Diana, Princess of Wales, a close friend of father and daughter, was invited but was unable to attend. Even if she had, there would have been a warm welcome from the Goldsmiths for Mark Shand, the husband of Sir James's niece Clio and brother of Diana's rival, Camilla Parker Bowles. Camilla's sister, Annabel Elliott, was there too.

Sir James Goldsmith was often regarded as the maverick outsider, the part-Catholic, part-Jewish, Anglo-French corporate raider.

He issued 63 writs for libel against Private Eye magazine after it accused him of sheltering the fugitive Lord Lucan who disappeared following the murder of his nanny.

Among his best friends was John Aspinall, the eccentric zoo owner.

Yet Sir James's connections also took him right to the heart of power and influence.

Carla Powell, wife of Lady Thatcher's adviser Sir Charles Powell, and Lord McAlpine, former Tory party deputy chairman, were among his supporters when he launched the Referendum Party.

He was a larger-than-life man who produced a larger-than-life family of eight children by four women, an arrangement as idiosyncratic as his business and political interests. He juggled them all.

His first great love was Isabel Patino, a Bolivian heiress with whom he eloped to international front-page-headline scandal. But she died giving birth to his first child 43 years ago.

Isabel, so named after her late mother, flew from her home in Mexico to be with her father last week.

He went on to wed his former secretary Ginette Lery in 1958 who bore him two more children, Alix and Manes.

But within six years he had wooed Lady Annabel, the then wife of Mayfair club owner Mark Birley - who none the less stayed friends with both. Sir James and Lady Annabel wed in 1978 and have three children, Zachariah, who is widely expected to take over his remaining business interests, Jemima and Benjamin. But within months of the marriage, Sir James began an affair with Laure Boulay de la Meurthe, a French magazine editor. "When a man marries his mistress he creates a job vacancy," he once remarked. She shared his life until he died, bearing him a further two children, Charlotte and Jethro, and - intriguingly - living in the other half of the Paris mansion which was also home to Ginette Lery and family.

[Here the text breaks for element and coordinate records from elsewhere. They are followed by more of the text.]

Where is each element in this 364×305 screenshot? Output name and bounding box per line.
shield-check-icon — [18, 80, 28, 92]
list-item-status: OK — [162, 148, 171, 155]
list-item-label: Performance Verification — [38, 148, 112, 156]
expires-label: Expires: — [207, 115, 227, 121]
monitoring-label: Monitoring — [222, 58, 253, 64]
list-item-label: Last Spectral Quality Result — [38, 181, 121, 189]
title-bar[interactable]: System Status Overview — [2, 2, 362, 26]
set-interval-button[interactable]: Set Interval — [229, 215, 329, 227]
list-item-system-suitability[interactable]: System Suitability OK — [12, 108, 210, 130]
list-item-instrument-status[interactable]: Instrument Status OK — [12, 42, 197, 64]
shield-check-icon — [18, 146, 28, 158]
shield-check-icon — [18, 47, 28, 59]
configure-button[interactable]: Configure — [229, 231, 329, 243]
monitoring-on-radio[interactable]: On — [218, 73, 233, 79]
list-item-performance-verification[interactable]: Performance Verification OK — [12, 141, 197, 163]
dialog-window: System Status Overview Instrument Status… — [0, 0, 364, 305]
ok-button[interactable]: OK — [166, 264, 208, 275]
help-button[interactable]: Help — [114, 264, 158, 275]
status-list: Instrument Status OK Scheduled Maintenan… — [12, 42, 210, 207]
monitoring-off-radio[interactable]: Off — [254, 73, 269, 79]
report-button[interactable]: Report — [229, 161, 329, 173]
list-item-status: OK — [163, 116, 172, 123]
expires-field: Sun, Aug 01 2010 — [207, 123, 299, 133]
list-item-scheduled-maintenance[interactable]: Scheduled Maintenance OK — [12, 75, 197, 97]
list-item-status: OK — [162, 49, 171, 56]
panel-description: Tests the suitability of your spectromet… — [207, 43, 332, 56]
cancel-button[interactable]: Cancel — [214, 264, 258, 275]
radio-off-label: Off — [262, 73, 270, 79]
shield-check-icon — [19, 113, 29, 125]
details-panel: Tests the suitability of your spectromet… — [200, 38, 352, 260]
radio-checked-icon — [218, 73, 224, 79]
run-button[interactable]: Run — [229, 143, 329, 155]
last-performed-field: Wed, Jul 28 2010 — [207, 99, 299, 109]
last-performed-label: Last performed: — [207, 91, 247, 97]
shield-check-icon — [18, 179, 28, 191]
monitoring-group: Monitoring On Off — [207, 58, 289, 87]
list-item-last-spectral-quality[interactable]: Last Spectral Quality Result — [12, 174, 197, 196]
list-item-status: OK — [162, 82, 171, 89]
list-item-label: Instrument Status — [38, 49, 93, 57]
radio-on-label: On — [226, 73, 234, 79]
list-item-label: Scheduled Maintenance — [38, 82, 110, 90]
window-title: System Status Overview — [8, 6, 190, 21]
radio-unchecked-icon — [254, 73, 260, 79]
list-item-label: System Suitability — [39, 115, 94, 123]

His brother, Teddy, an environmentalist, described Sir James as a "natural tribal polygamist". Yesterday, none of th family was available for comment on the death of the man who had hidden how seriously ill he was from the world until his last few days. It is understood he was diagnosed as having terminal cancer shortly before Christmas last year, but only Lady Annabel and Ms Boulay de la Meurthe were informed.

Disregarding his health, he insisted on spending what would be the final months of his life fighting the gruelling general election campaign, sinking pounds 20 million of his own money into securing a referendum on Europe.

His remaining fortune, estimated at pounds 1.5 billion, including five homes in four countries, is expected to be shared among his families. It is hard to imagine the shrewd business operator having left anything about their future financial security to chance.

Patrick Robertson, founder of the Euro-sceptic Bruges Group who became Sir James's spokesman, said everything about his affairs had been in order for a very long time - "permanently in order". Sir James Goldsmith never did anything by halves.